An intelligent design methodology for multi-stage loading paths of variable parameters during large-scale electric upsetting process

Abstract

It is a great challenge to design the multi-stage loading path of variable parameters to obtain the component with smooth shape and fine-grained microstructures during the electric upsetting process of large-scale valves. To achieve this, an intelligent design methodology was developed and applied in an electric upsetting process of Ni80A alloy. The methodology integrates backpropagation neural network (BP neural network), case-based reasoning (CBR), and parameter self-feedback adjustment coupling with finite element (FE). Firstly, a BP neural network model was developed based on the basic database to predict the initial processing parameters of components (upsetting force, current, and pre-heating time).

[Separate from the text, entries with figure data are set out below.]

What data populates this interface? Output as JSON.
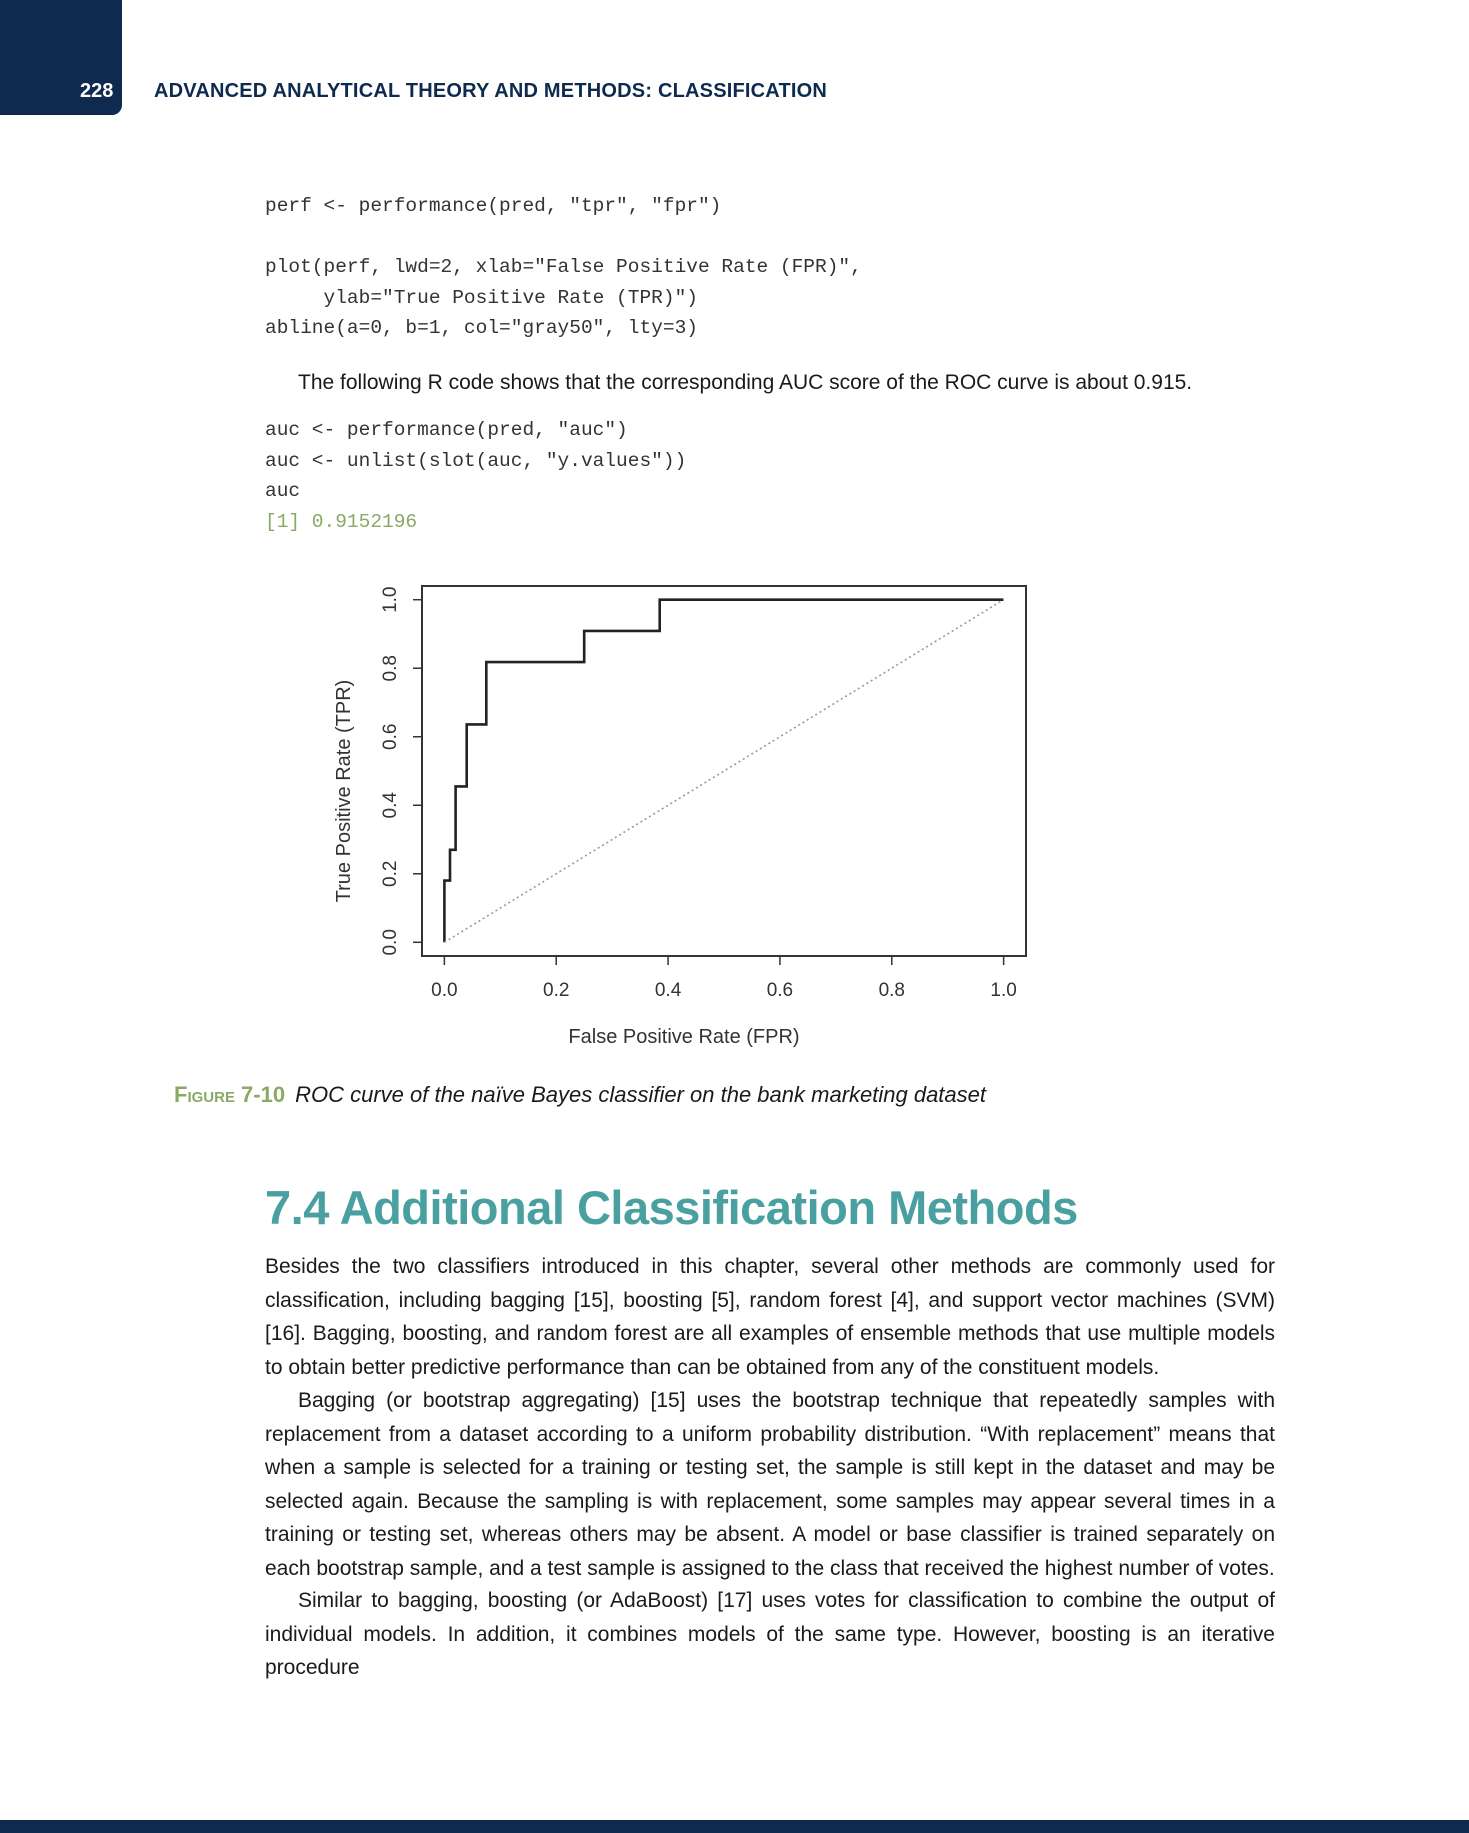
{
  "header": {
    "page_number": "228",
    "running_head": "ADVANCED ANALYTICAL THEORY AND METHODS: CLASSIFICATION"
  },
  "code_block_1": [
    "perf <- performance(pred, \"tpr\", \"fpr\")",
    "",
    "plot(perf, lwd=2, xlab=\"False Positive Rate (FPR)\",",
    "     ylab=\"True Positive Rate (TPR)\")",
    "abline(a=0, b=1, col=\"gray50\", lty=3)"
  ],
  "paragraph_auc": "The following R code shows that the corresponding AUC score of the ROC curve is about 0.915.",
  "code_block_2": [
    "auc <- performance(pred, \"auc\")",
    "auc <- unlist(slot(auc, \"y.values\"))",
    "auc"
  ],
  "code_output": "[1] 0.9152196",
  "chart_data": {
    "type": "line",
    "xlabel": "False Positive Rate (FPR)",
    "ylabel": "True Positive Rate (TPR)",
    "xlim": [
      0,
      1
    ],
    "ylim": [
      0,
      1
    ],
    "x_ticks": [
      "0.0",
      "0.2",
      "0.4",
      "0.6",
      "0.8",
      "1.0"
    ],
    "y_ticks": [
      "0.0",
      "0.2",
      "0.4",
      "0.6",
      "0.8",
      "1.0"
    ],
    "grid": false,
    "series": [
      {
        "style": "step",
        "color": "#222222",
        "x": [
          0.0,
          0.0,
          0.01,
          0.01,
          0.02,
          0.02,
          0.04,
          0.04,
          0.075,
          0.075,
          0.25,
          0.25,
          0.385,
          0.385,
          1.0
        ],
        "y": [
          0.0,
          0.18,
          0.18,
          0.27,
          0.27,
          0.455,
          0.455,
          0.636,
          0.636,
          0.818,
          0.818,
          0.909,
          0.909,
          1.0,
          1.0
        ]
      },
      {
        "style": "dotted",
        "color": "#999999",
        "x": [
          0,
          1
        ],
        "y": [
          0,
          1
        ]
      }
    ]
  },
  "figure_caption": {
    "label": "Figure 7-10",
    "text": "ROC curve of the naïve Bayes classifier on the bank marketing dataset"
  },
  "section_heading": "7.4 Additional Classification Methods",
  "paragraphs": [
    "Besides the two classifiers introduced in this chapter, several other methods are commonly used for classification, including bagging [15], boosting [5], random forest [4], and support vector machines (SVM) [16]. Bagging, boosting, and random forest are all examples of ensemble methods that use multiple models to obtain better predictive performance than can be obtained from any of the constituent models.",
    "Bagging (or bootstrap aggregating) [15] uses the bootstrap technique that repeatedly samples with replacement from a dataset according to a uniform probability distribution. “With replacement” means that when a sample is selected for a training or testing set, the sample is still kept in the dataset and may be selected again. Because the sampling is with replacement, some samples may appear several times in a training or testing set, whereas others may be absent. A model or base classifier is trained separately on each bootstrap sample, and a test sample is assigned to the class that received the highest number of votes.",
    "Similar to bagging, boosting (or AdaBoost) [17] uses votes for classification to combine the output of individual models. In addition, it combines models of the same type. However, boosting is an iterative procedure"
  ]
}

Secondly, utilizing the CBR method, the suitable design schemes were identified by retrieving similar components, and then the multi-stages loading paths for upsetting force and current were devised. Thirdly, a subroutine of self-feedback adjustment to fine-tune the loading paths was developed and implanted into the multi-field and multi-scale coupling FE model. Finally, the optimal loading paths was obtained using the FE model until the deformed component meets the requirements of shape and grain size. The results indicated that the surface contour of component was smoother and without macroscopic defects under the optimal loading paths, with the maximum grain size refined to 103.9 μm. To further improve the automation level of the parameters design process, an expert system was developed based on the designed methodology. This work contributes to the intelligent design of processing parameters for the electric upsetting process, which provides a design framework of processing parameter in other manufacturing technologies.